キーワード的に言えば、協働/協業/コンソーシアム、なんていわれることですが、それを中小零細企業と簡単に、かつ、現実的なお商売に結びつくような商品とサービスづくりがしてみたい、と思い、門外漢の静岡大学工学部工学研究科事業開発マネジメント専攻、という堅苦しい名前の専攻に飛び込みました。

大学院での研究中に気づいたのですが、私たちは日々かなりニッチで、かつ本質的なニーズに出会っているということです。たとえば、乳がんになる人は毎年7万人ほどですが、この人達が困ること、例えば脱毛とか、乳房切除とか、を実際に見て、それを体験している人たちに会い、話を聞いて、少し筋の良い質問をして、実際に何がどのくらいあると暮らしやすいのか、を評価しているのです。

入試で、あなたの事業にはイノベーションがありませんね、真似されそうな仕事ですね、マーケットが小さいですね、と言われました。在学中も、イノベーションはどこに発生するのか、とよく問われました。

私のやっている事業にはイノベーションなど一つもなく、やろうと思ったら真似ができて、マーケットはニッチで、永遠にマスにはなりません。でも、確実に困りごとが発生していて、今ある旧来の手法では解決されていないので今でも困っている人がいます。

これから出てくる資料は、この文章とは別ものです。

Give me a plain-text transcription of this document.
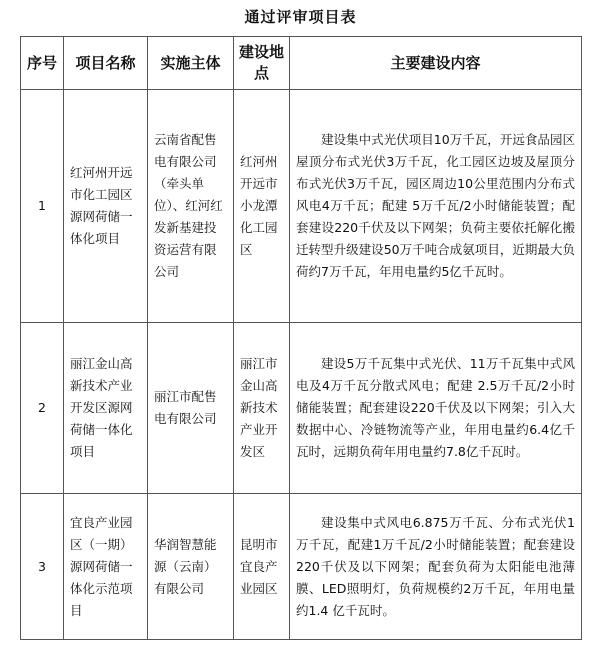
通过评审项目表
序号	项目名称	实施主体	建设地点	主要建设内容

1	红河州开远市化工园区源网荷储一体化项目	云南省配售电有限公司（牵头单位）、红河红发新基建投资运营有限公司	红河州开远市小龙潭化工园区	建设集中式光伏项目10万千瓦，开远食品园区屋顶分布式光伏3万千瓦，化工园区边坡及屋顶分布式光伏3万千瓦，园区周边10公里范围内分布式风电4万千瓦；配建 5万千瓦/2小时储能装置；配套建设220千伏及以下网架；负荷主要依托解化搬迁转型升级建设50万千吨合成氨项目，近期最大负荷约7万千瓦，年用电量约5亿千瓦时。

2	丽江金山高新技术产业开发区源网荷储一体化项目	丽江市配售电有限公司	丽江市金山高新技术产业开发区	建设5万千瓦集中式光伏、11万千瓦集中式风电及4万千瓦分散式风电；配建 2.5万千瓦/2小时储能装置；配套建设220千伏及以下网架；引入大数据中心、冷链物流等产业，年用电量约6.4亿千瓦时，远期负荷年用电量约7.8亿千瓦时。

3	宜良产业园区（一期）源网荷储一体化示范项目	华润智慧能源（云南）有限公司	昆明市宜良产业园区	建设集中式风电6.875万千瓦、分布式光伏1万千瓦，配建1万千瓦/2小时储能装置；配套建设220千伏及以下网架；配套负荷为太阳能电池薄膜、LED照明灯，负荷规模约2万千瓦，年用电量约1.4 亿千瓦时。
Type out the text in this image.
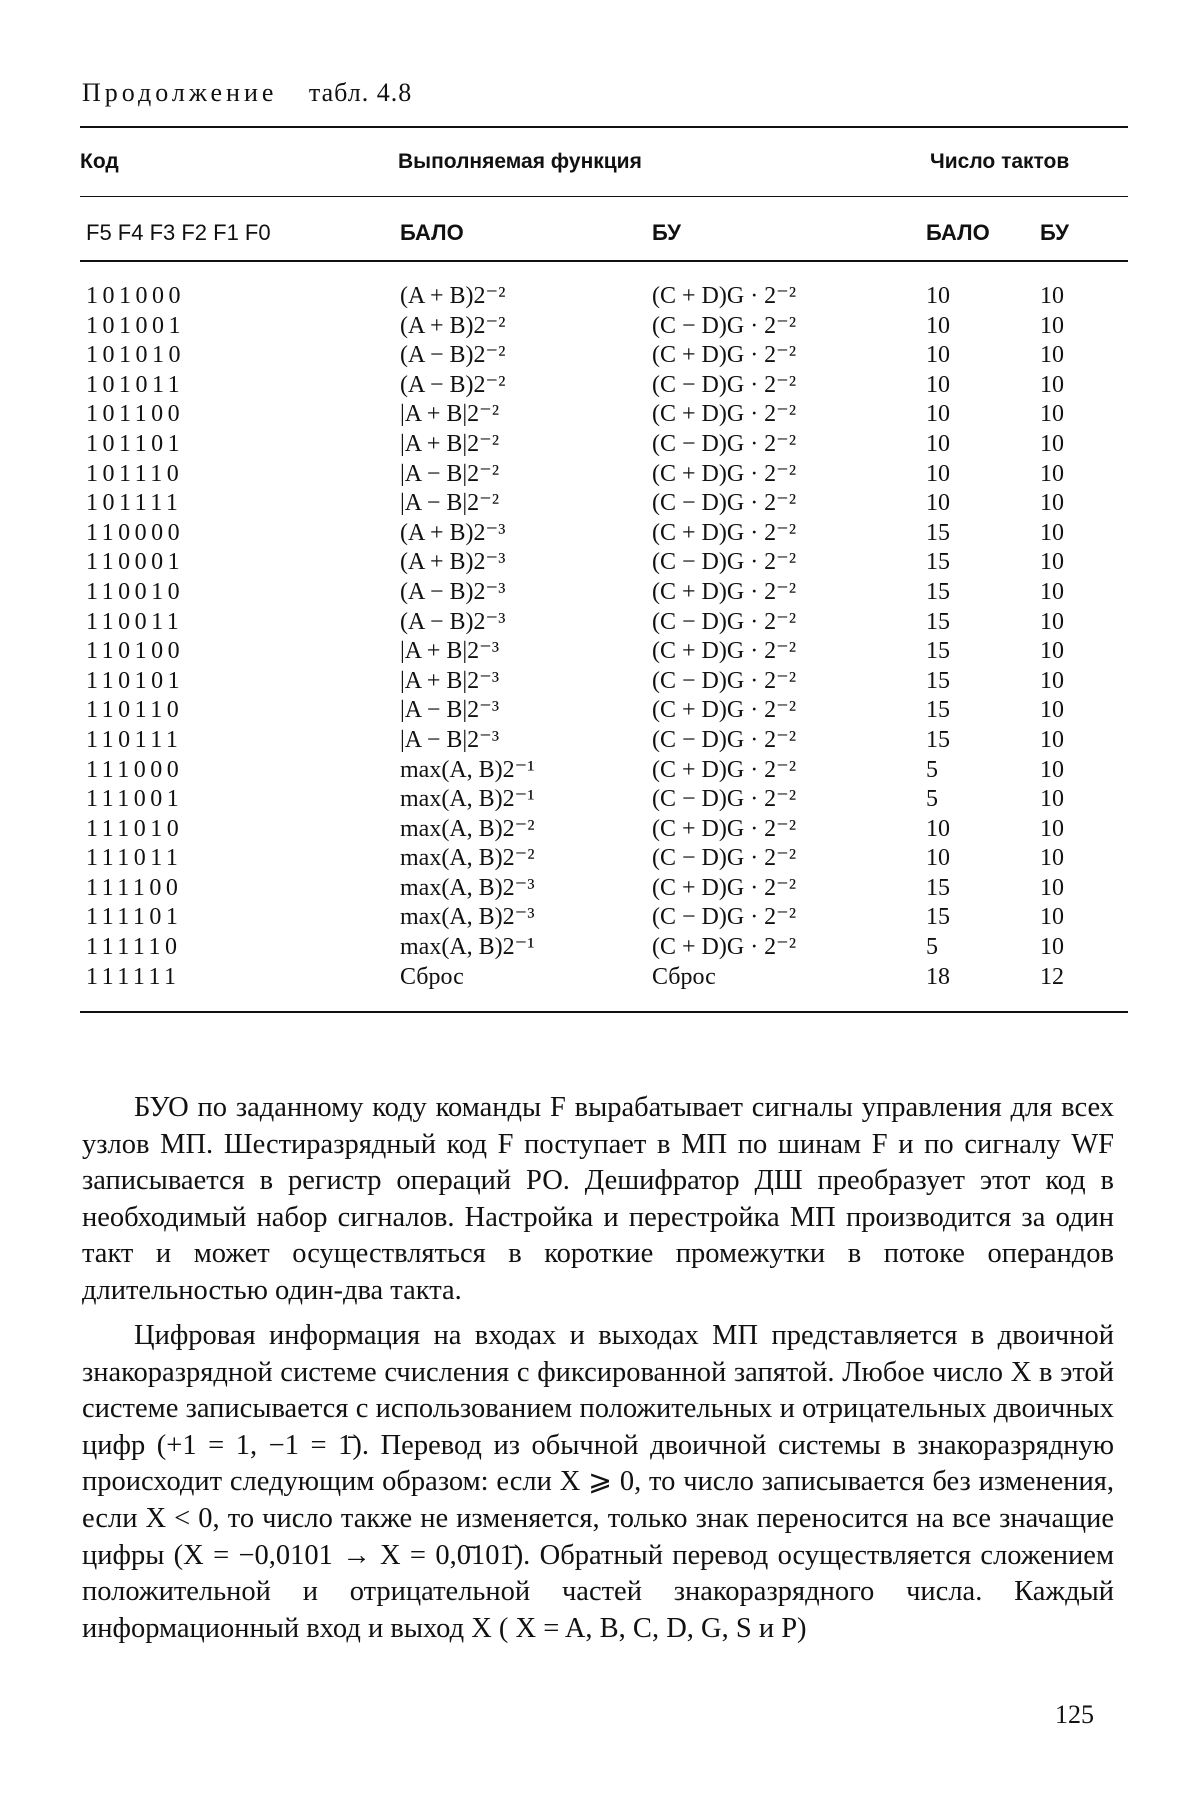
Продолжение табл. 4.8
Код	Выполняемая функция	Число тактов
F5 F4 F3 F2 F1 F0	БАЛО	БУ	БАЛО БУ
101000	(A + B)2⁻²	(C + D)G · 2⁻²	10	10
101001	(A + B)2⁻²	(C − D)G · 2⁻²	10	10
101010	(A − B)2⁻²	(C + D)G · 2⁻²	10	10
101011	(A − B)2⁻²	(C − D)G · 2⁻²	10	10
101100	|A + B|2⁻²	(C + D)G · 2⁻²	10	10
101101	|A + B|2⁻²	(C − D)G · 2⁻²	10	10
101110	|A − B|2⁻²	(C + D)G · 2⁻²	10	10
101111	|A − B|2⁻²	(C − D)G · 2⁻²	10	10
110000	(A + B)2⁻³	(C + D)G · 2⁻²	15	10
110001	(A + B)2⁻³	(C − D)G · 2⁻²	15	10
110010	(A − B)2⁻³	(C + D)G · 2⁻²	15	10
110011	(A − B)2⁻³	(C − D)G · 2⁻²	15	10
110100	|A + B|2⁻³	(C + D)G · 2⁻²	15	10
110101	|A + B|2⁻³	(C − D)G · 2⁻²	15	10
110110	|A − B|2⁻³	(C + D)G · 2⁻²	15	10
110111	|A − B|2⁻³	(C − D)G · 2⁻²	15	10
111000	max(A, B)2⁻¹	(C + D)G · 2⁻²	5	10
111001	max(A, B)2⁻¹	(C − D)G · 2⁻²	5	10
111010	max(A, B)2⁻²	(C + D)G · 2⁻²	10	10
111011	max(A, B)2⁻²	(C − D)G · 2⁻²	10	10
111100	max(A, B)2⁻³	(C + D)G · 2⁻²	15	10
111101	max(A, B)2⁻³	(C − D)G · 2⁻²	15	10
111110	max(A, B)2⁻¹	(C + D)G · 2⁻²	5	10
111111	Сброс	Сброс	18	12

БУО по заданному коду команды F вырабатывает сигналы управления для всех узлов МП. Шестиразрядный код F поступает в МП по шинам F и по сигналу WF записывается в регистр операций РО. Дешифратор ДШ преобразует этот код в необходимый набор сигналов. Настройка и перестройка МП производится за один такт и может осуществляться в короткие промежутки в потоке операндов длительностью один-два такта.

Цифровая информация на входах и выходах МП представляется в двоичной знакоразрядной системе счисления с фиксированной запятой. Любое число X в этой системе записывается с использованием положительных и отрицательных двоичных цифр (+1 = 1, −1 = 1̄). Перевод из обычной двоичной системы в знакоразрядную происходит следующим образом: если X ⩾ 0, то число записывается без изменения, если X < 0, то число также не изменяется, только знак переносится на все значащие цифры (X = −0,0101 → X = 0,0̄101̄). Обратный перевод осуществляется сложением положительной и отрицательной частей знакоразрядного числа. Каждый информационный вход и выход X ( X = A, B, C, D, G, S и P)

125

イノベーションなんて一つもなくても、ちゃんと役に立つことが大事なんですよ。
かっこいい横文字とスケールアウトがなくてもね、これをちゃんとやりたいです。仕事で。


これは現在試作中の新商品の裏側。一個目なので、工場の試作担当さんが手縫いで作ってくれた力作です。現在量産化に向けた作業中です。これも、イノベーションが一つもない、枯れた技術の組み合わせです。でも、役に立つんです。